"Bobby Lee Bonds (March 15, 1946-Aug. 23, 2003) was an American right fielder in Major League Baseball from 1968-81, primarily with the San Francisco Giants.
"Noted for his outstanding combination of power hitting and speed, he was the first player to have more than two seasons of 30 home runs and 30 stolen bases, doing so a record five times (the record was matched only by his son Barry), and was the first to accomplish the feat in both major leagues; he became the second player to hit 300 career home runs and steal 300 bases, joining Willie Mays."
Never met the man nor did I see Bobby play. All I know comes from far distant observations. Found myself, however, considering how allegorical his career was compared to being President of the United States.
It is fortunate for Bonds that his very name, "Bonds," was probably not the name of his African ancestors. Somewhere in history and slavery and anglicizing of names he came out with the surname of Bonds. He was thus fortune as no one ignorant of religion and faith would arbitrarily assume Bobby a follower of any particular religious leanings.
Then, of course, there is the elephant in the room -- as once was said, he was a "Negro" ballplayer. By the time Bobby got to the big leagues, 1968, race was no longer as big a barrier -- on the field. By then every team had accepted the fact of Negro players, and accommodations made for travel, hotels, etc. But, if a guy didn't quite live up to all the hype, well, "what can you expect?" Don't recall, either, a lot of folks hating a white player because he failed to homer or struck out. Those of us who lived through 1968, however, know there was a long way to go then and now.

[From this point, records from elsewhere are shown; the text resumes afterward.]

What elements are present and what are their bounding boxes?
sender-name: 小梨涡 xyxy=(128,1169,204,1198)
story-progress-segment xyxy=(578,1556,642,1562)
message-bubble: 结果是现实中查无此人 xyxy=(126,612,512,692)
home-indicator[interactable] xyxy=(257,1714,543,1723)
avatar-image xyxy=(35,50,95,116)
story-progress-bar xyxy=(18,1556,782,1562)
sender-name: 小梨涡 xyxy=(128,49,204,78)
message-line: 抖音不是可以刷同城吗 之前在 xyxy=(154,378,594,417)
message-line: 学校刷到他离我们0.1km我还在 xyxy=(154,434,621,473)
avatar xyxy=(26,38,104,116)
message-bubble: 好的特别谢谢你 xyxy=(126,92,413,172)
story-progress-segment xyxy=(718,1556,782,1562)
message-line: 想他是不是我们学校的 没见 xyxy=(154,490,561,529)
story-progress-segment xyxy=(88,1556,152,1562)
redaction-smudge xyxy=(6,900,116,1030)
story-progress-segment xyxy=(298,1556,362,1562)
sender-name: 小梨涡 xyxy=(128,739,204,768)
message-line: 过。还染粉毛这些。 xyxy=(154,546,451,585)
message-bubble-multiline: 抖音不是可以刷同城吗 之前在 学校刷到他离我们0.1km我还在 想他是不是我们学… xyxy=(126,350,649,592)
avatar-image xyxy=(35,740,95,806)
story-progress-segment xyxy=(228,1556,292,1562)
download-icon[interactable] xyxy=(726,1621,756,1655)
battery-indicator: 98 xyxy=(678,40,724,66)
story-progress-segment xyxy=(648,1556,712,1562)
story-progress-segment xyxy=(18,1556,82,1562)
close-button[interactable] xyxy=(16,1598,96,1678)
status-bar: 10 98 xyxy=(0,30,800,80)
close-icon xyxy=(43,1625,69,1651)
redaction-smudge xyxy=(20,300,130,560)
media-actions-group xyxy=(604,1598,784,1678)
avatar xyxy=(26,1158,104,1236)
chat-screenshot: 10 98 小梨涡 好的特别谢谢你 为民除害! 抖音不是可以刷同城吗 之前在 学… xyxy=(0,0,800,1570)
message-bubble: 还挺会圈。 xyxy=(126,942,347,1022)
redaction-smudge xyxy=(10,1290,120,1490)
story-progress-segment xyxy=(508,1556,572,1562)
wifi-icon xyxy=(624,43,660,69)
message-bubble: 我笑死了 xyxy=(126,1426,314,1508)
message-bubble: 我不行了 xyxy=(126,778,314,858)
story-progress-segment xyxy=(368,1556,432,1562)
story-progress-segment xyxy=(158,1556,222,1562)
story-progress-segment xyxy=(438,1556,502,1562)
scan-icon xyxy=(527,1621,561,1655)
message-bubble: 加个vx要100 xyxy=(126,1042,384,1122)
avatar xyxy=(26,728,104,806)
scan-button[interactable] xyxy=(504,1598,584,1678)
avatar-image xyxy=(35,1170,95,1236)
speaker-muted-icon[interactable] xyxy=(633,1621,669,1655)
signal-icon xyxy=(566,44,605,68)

Bobby was put into the impossible position faced by all Presidents, expectations well above and beyond reasonableness. When I first heard of Bobby he was being touted as the next Willie Mays. Willie was the most mythical all-around ballplayer to ever put on a big league uniform. Bonds came to the plate with a tag no one could live up to, with falling short of the myth deemed failure.
In 1980 heard a statement which over the years I have thought could be applied to many other people and situations, especially being President of the United States. When asked about Bobby's predisposition to strikeout the Cardinals General Manager replied to this effect: Strikeouts are part of the package you get when you buy into Bobby Bonds; but he hits enough homeruns to make the game exciting and the team a winner.
Bonds may not go down in history anywhere near Mays as a hero, but only a few hit 300-plus home runs. Some who get the same chance don't hit any. To have a winner you have to take the failures with the successes, and judge the man after he leaves the game. Take away the name, and the race thing, and the failures when individual hopes were high, and you get a better than average player with his share of successes and failures.
We expect the President to bat .1000, with an equal number of homers. And we've burned through about 46 Presidents in an effort to find one man who will always lead us to victory as we define victory any given week. Ain't no allegory going to make that happen.